My hubby’s favorite cookie anytime of year is peanut butter. As a non-peanut butter eater I used to make them for him regularly just because I love him so much & he loves these cookies! However, when his doctor put him on the FodMap diet he thought he would have to give up his peanut butter cookie habit. Initially, I was having a hard enough time just trying to learn how to cook regular meals for him without trying to learn how to make gluten-free cookies.
Well today Daniel & I decided to make a special treat for Daddy and see if we couldn’t adjust his favorite peanut butter cookie recipe to something he could now eat. While I was playing around with adjusting flours I decided to play up a few flavors that he really loves by adding molasses and almond extract. The results were really quite beautiful! Hope Daddy thinks they taste good when he gets home!

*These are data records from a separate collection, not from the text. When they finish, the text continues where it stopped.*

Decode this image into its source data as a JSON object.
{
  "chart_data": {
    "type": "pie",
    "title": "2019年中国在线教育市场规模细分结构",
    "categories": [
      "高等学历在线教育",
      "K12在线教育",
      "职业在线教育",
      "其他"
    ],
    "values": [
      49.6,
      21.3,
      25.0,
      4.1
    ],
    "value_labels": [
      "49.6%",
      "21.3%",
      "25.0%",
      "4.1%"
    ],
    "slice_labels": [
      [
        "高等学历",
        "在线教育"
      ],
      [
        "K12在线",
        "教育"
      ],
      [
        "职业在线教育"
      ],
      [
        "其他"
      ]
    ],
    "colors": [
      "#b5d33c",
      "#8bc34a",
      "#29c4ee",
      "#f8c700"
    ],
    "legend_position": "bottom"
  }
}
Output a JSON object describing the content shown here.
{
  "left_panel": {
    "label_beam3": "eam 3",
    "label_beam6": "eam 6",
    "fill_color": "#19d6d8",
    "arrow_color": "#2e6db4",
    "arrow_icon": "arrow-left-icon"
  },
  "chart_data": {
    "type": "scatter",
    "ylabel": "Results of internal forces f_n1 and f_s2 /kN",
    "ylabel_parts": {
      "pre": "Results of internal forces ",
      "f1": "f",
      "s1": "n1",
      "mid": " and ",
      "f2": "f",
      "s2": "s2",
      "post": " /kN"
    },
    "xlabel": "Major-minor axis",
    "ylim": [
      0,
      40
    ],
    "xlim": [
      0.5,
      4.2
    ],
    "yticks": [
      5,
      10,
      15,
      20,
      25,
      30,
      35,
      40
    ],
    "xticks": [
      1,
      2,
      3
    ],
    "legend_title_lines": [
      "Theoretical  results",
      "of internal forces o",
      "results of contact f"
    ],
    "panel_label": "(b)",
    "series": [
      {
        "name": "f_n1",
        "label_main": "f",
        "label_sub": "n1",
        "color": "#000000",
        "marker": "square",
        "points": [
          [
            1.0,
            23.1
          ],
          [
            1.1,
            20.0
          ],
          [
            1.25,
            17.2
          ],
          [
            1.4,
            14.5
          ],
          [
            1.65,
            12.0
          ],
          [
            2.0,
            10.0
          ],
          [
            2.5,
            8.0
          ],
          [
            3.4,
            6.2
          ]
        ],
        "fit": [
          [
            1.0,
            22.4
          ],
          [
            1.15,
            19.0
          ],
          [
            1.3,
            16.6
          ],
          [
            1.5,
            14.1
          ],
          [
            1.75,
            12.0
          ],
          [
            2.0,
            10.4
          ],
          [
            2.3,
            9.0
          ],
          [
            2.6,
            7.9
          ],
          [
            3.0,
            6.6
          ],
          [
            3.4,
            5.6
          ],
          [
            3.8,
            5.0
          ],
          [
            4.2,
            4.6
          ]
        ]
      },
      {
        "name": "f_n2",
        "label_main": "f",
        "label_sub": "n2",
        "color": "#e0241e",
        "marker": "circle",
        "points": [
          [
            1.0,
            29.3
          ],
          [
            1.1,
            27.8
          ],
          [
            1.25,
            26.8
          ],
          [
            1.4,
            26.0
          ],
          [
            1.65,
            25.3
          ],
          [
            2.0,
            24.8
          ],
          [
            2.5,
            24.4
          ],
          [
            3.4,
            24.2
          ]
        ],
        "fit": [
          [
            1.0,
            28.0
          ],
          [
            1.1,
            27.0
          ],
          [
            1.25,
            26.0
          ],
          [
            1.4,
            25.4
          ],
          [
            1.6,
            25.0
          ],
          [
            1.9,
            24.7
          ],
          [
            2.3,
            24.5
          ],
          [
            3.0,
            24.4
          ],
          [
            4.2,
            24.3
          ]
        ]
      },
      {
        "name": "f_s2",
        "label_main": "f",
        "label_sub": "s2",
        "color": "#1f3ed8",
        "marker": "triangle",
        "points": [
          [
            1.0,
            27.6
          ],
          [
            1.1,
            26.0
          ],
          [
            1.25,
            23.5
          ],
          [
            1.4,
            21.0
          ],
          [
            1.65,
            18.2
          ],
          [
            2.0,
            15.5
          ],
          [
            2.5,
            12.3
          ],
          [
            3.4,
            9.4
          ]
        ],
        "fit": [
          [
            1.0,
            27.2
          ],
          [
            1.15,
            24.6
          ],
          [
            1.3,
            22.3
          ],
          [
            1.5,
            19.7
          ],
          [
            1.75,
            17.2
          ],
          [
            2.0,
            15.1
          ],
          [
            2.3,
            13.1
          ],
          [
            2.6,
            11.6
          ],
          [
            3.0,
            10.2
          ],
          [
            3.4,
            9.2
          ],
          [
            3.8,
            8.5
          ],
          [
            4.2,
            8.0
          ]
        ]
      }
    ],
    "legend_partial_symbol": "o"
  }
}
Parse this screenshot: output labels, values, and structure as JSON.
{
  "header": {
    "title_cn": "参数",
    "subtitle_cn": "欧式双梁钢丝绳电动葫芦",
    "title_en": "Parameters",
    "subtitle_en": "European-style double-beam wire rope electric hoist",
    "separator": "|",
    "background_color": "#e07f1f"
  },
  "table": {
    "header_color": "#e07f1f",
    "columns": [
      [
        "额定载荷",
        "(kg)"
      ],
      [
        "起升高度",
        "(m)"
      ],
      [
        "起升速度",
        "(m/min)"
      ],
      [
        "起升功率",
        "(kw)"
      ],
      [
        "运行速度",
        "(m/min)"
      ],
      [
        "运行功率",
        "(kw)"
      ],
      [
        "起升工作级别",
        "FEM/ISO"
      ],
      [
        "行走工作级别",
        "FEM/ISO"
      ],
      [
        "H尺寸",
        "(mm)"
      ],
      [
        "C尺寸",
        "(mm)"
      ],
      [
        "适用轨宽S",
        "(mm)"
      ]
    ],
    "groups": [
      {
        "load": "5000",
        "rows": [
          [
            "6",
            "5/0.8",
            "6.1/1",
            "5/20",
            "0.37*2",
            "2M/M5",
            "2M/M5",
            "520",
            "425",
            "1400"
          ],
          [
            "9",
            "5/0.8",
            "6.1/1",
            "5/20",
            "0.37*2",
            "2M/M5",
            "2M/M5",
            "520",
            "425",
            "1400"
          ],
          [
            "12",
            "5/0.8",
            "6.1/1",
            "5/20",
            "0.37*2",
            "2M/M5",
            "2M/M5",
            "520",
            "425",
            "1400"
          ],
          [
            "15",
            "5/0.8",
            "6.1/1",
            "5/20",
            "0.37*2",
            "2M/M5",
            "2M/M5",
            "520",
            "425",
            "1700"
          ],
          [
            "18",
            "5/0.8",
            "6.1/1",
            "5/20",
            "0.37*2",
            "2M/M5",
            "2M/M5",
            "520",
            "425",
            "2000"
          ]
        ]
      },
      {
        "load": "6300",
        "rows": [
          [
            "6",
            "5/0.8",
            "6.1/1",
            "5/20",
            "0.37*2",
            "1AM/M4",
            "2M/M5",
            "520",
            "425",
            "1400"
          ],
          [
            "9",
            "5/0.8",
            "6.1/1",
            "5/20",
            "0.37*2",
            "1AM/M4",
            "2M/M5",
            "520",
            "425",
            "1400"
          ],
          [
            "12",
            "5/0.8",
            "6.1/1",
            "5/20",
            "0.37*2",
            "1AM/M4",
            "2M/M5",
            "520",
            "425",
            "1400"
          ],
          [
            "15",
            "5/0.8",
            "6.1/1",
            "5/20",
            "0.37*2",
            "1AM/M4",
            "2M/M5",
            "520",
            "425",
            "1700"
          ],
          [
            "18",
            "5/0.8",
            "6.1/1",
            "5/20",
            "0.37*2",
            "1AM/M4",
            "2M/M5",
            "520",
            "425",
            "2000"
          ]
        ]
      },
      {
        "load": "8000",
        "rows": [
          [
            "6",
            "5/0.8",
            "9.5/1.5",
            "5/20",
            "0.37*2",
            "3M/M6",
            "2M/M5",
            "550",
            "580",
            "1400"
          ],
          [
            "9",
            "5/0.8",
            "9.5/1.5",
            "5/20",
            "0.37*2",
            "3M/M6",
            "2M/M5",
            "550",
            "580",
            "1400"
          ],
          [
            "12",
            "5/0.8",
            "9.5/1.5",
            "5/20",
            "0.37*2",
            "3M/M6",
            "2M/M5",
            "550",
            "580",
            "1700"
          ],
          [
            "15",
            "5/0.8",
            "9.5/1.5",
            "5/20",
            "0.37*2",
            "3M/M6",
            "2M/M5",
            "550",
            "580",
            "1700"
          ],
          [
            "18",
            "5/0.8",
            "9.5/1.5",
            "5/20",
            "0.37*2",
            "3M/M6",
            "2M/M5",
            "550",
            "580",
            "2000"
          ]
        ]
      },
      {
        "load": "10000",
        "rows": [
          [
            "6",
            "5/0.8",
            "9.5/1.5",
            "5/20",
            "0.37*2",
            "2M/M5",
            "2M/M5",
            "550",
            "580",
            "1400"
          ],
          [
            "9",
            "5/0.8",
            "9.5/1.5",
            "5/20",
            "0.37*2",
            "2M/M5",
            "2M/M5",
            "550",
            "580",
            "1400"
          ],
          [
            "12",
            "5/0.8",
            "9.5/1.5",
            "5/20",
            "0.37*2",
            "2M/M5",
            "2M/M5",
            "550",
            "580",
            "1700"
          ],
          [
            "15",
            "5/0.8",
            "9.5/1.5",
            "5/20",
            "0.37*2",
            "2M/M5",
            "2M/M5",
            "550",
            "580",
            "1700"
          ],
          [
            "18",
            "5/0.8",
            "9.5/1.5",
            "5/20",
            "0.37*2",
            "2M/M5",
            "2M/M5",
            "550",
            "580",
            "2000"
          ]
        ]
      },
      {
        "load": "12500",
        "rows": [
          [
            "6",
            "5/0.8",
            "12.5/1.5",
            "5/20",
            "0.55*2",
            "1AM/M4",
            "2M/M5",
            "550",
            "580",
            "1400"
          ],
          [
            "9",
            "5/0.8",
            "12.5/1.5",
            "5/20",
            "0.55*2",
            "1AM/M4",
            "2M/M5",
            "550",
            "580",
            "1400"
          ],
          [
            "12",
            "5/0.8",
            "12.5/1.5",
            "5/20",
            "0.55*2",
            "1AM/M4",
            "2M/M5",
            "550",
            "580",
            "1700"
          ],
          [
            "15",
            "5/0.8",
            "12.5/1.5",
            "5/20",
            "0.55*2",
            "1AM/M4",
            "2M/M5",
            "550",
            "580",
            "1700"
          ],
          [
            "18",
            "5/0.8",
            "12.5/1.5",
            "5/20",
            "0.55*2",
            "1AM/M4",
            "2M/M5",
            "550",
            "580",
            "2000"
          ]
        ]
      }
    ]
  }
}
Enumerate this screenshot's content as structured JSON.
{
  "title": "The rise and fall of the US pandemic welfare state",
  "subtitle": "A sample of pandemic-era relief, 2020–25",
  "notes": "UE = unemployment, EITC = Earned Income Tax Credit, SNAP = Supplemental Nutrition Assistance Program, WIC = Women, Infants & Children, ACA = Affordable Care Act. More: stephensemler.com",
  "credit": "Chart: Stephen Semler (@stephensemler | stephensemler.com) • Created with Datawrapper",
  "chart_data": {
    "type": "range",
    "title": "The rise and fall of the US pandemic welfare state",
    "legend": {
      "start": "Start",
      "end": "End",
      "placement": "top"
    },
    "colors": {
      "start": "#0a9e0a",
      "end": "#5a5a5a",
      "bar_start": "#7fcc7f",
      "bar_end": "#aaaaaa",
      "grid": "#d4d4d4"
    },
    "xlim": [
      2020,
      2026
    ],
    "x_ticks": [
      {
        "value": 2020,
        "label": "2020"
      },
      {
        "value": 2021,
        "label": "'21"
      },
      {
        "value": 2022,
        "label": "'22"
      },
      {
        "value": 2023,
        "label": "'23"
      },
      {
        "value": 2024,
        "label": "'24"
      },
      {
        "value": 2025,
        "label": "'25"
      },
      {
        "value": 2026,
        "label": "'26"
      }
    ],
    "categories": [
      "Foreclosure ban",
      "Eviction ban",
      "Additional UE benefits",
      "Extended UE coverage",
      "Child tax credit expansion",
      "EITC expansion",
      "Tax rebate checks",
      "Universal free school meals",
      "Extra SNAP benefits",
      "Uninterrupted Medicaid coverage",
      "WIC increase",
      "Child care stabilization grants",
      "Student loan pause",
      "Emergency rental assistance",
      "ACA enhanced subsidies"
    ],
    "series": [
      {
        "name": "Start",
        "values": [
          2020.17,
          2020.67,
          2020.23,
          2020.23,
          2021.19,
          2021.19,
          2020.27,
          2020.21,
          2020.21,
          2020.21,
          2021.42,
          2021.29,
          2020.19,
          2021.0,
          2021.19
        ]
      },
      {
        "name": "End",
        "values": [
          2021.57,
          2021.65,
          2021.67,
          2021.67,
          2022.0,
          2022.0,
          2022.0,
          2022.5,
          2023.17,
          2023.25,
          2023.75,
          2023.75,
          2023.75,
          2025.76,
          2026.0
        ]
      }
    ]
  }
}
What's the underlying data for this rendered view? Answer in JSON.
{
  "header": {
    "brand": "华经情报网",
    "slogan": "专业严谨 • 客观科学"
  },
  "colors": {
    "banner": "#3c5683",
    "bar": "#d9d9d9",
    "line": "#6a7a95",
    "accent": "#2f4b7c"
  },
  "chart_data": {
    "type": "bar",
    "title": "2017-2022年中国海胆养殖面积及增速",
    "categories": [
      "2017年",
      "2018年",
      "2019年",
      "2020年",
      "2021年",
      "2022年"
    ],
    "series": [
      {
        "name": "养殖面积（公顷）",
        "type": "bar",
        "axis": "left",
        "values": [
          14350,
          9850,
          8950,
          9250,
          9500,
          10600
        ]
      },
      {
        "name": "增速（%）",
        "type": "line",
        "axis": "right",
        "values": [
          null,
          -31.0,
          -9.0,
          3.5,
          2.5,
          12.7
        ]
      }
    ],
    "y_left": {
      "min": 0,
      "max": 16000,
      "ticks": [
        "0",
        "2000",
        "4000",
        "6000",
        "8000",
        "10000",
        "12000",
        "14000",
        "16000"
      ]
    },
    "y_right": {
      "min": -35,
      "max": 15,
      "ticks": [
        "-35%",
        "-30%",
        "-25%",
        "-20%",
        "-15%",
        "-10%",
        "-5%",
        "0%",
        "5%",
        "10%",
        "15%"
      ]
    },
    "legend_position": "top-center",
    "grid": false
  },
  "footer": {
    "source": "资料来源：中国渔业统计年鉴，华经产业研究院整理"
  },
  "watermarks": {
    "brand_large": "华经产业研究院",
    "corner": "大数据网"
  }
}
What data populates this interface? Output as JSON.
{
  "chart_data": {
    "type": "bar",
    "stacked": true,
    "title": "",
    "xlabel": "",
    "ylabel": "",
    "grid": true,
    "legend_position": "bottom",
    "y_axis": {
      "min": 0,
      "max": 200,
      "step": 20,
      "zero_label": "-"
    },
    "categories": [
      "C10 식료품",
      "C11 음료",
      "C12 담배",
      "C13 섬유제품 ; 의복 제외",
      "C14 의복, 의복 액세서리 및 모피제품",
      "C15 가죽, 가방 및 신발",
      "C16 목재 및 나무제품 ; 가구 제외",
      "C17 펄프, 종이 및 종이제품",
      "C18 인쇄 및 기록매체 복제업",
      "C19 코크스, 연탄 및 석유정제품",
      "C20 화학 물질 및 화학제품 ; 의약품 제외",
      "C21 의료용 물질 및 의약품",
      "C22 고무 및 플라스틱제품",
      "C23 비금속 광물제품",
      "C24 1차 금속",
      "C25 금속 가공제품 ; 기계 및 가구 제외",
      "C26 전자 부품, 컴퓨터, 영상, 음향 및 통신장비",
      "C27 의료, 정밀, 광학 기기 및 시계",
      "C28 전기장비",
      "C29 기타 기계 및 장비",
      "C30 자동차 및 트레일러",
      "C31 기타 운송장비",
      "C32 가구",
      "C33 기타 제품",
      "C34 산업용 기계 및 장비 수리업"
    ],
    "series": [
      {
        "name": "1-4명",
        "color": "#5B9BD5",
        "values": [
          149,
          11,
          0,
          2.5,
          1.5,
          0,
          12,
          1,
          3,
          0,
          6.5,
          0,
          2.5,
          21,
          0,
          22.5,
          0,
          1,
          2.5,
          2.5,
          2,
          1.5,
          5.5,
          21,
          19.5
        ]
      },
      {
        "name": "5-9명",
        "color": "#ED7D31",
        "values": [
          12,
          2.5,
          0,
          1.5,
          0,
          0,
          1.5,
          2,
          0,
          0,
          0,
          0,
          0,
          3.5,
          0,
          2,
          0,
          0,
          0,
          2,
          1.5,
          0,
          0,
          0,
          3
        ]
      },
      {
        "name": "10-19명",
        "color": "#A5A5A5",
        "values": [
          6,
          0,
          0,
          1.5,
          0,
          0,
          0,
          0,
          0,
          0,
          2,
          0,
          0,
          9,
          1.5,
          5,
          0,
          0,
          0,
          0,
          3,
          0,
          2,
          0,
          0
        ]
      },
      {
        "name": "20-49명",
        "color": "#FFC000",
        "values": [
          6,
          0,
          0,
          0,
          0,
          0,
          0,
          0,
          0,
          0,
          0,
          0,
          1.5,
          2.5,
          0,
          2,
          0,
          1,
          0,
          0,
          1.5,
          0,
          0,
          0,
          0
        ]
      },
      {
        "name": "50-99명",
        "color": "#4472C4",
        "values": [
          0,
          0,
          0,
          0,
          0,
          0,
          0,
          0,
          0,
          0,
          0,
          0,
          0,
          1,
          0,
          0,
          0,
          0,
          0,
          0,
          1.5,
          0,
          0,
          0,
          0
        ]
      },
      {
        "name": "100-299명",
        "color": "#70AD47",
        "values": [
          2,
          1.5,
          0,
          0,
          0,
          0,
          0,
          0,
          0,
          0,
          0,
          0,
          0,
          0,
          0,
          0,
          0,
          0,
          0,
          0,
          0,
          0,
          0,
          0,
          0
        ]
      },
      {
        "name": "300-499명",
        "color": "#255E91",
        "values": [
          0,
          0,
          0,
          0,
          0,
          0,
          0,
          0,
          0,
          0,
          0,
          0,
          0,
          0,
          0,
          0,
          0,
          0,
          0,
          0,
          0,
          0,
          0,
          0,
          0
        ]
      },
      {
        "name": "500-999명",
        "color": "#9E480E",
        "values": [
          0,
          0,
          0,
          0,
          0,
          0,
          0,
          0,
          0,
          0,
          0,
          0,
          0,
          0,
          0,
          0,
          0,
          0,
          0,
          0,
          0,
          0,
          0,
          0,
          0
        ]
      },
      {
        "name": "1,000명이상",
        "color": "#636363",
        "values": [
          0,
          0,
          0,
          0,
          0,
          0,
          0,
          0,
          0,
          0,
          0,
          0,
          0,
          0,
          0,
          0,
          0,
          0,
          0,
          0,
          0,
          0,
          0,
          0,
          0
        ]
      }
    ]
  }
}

Gluten-Free/FodMap Friendly Peanut Butter Cookies
2 sticks butter room temp
1 cup sugar
1 cup brown sugar
2 large eggs
2 teaspoons vanilla extract
2 teaspoons almond extract
2 Tablespoons molasses
2 teaspoons baking soda
½ teaspoon salt
1 cup all natural peanut butter
3 cups all-purpose gluten-free flour
- Preheat oven to 350
- Line your cookie sheet with parchment paper
- Cream ingredients together in the order listed, just stirring the flour until well combined
- Scoop onto your cookie sheet by the tablespoon full
- Bake for 7-10 minutes
- Allow to cool slightly before moving to cookie rack to finish or devouring.
You can pre-scoop this batter onto a cookie sheet and freeze. When frozen solid transfer to a freezer Ziploc. To bake take as many cookies out as you would like and bake as directed. Depending on the “hardness” you prefer your cookies yu can add 1-2 minutes to the bake time. I have found that 10 minutes for frozen cookies is perfect, we like them slightly softer and chewier not hard. Quick, easy, gluten-free homemade cookies anytime! You can be a hero to your hubby, kids, friends and neighbors!